Résumé |
Weir (1987) showed that every tree-adjoining language can be expressed as a homomorphic image of the intersection of three sets: a regular set R, the Dyck language D_{2n} over the alphabet consisting of 2n pairs of brackets [_1, ]_1,..., [_{2n}, ]_{2n}, and g^{-1}(D_{2n}), where g is the bijection that maps [_{2i+1} to itself and cyclically permutes ]_{2i+1}, [_{2i+2}, ]_{2i+2}, for each i = 0, ..., n-1.
I generalize this theorem to simple context-free tree grammars: If L is the yield image of the language of a simple context-free tree grammar of rank m-1, then L can be expressed as a homomorphic image of the intersection of a regular set R, the Dyck language D_{mn} over the alphabet of mn pairs of brackets, and g^{-1}(D_{mn}), where g is the bijection that maps [_{mi+1} to itself and cyclically permutes ]_{mi+1}, [_{mi+2}, ]_{mi+2}, ..., [_{mi+m}, ]_{mi+m}, for i = 0, ..., n-1.

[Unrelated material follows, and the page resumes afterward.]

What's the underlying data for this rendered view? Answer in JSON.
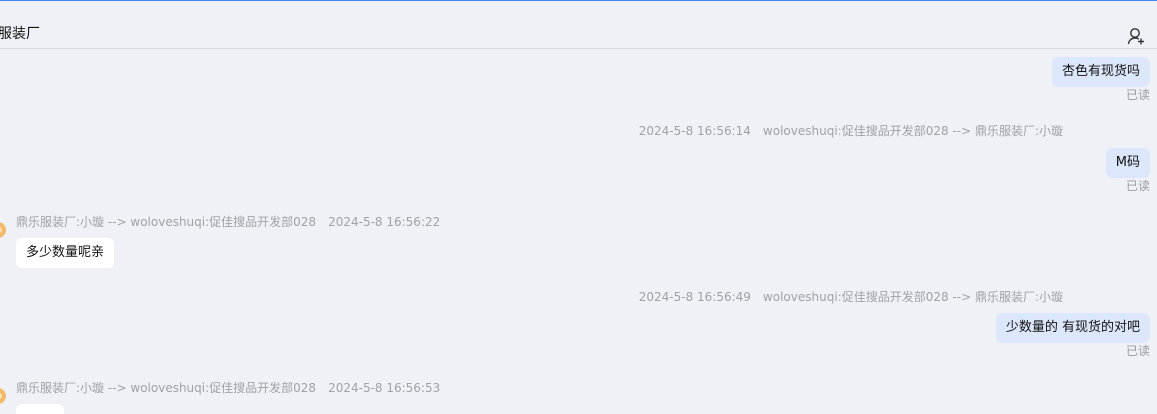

I obtain this result via a natural generalization of the Chomsky-Schützenberger theorem to the tree languages of simple context-free tree grammars. This intermediate result is stated in terms of "Dyck tree languages". In order to emphasize the analogy between the string case and the tree case, I use the notion of "multi-dimensional tree" introduced by Rogers (2003). An element of a Dyck tree language is regarded as a two-dimensional encoding of a three-dimensional tree, just like an element of an ordinary Dyck language encodes an ordinary, two-dimensional tree. A simple context-free tree language is defined to be the yield image of a local set of three-dimensional trees, where the "yield" is obtained from two-dimensional encoding by erasing the "brackets". I show that many necessary lemmas can be stated as general facts about m-dimensional trees. |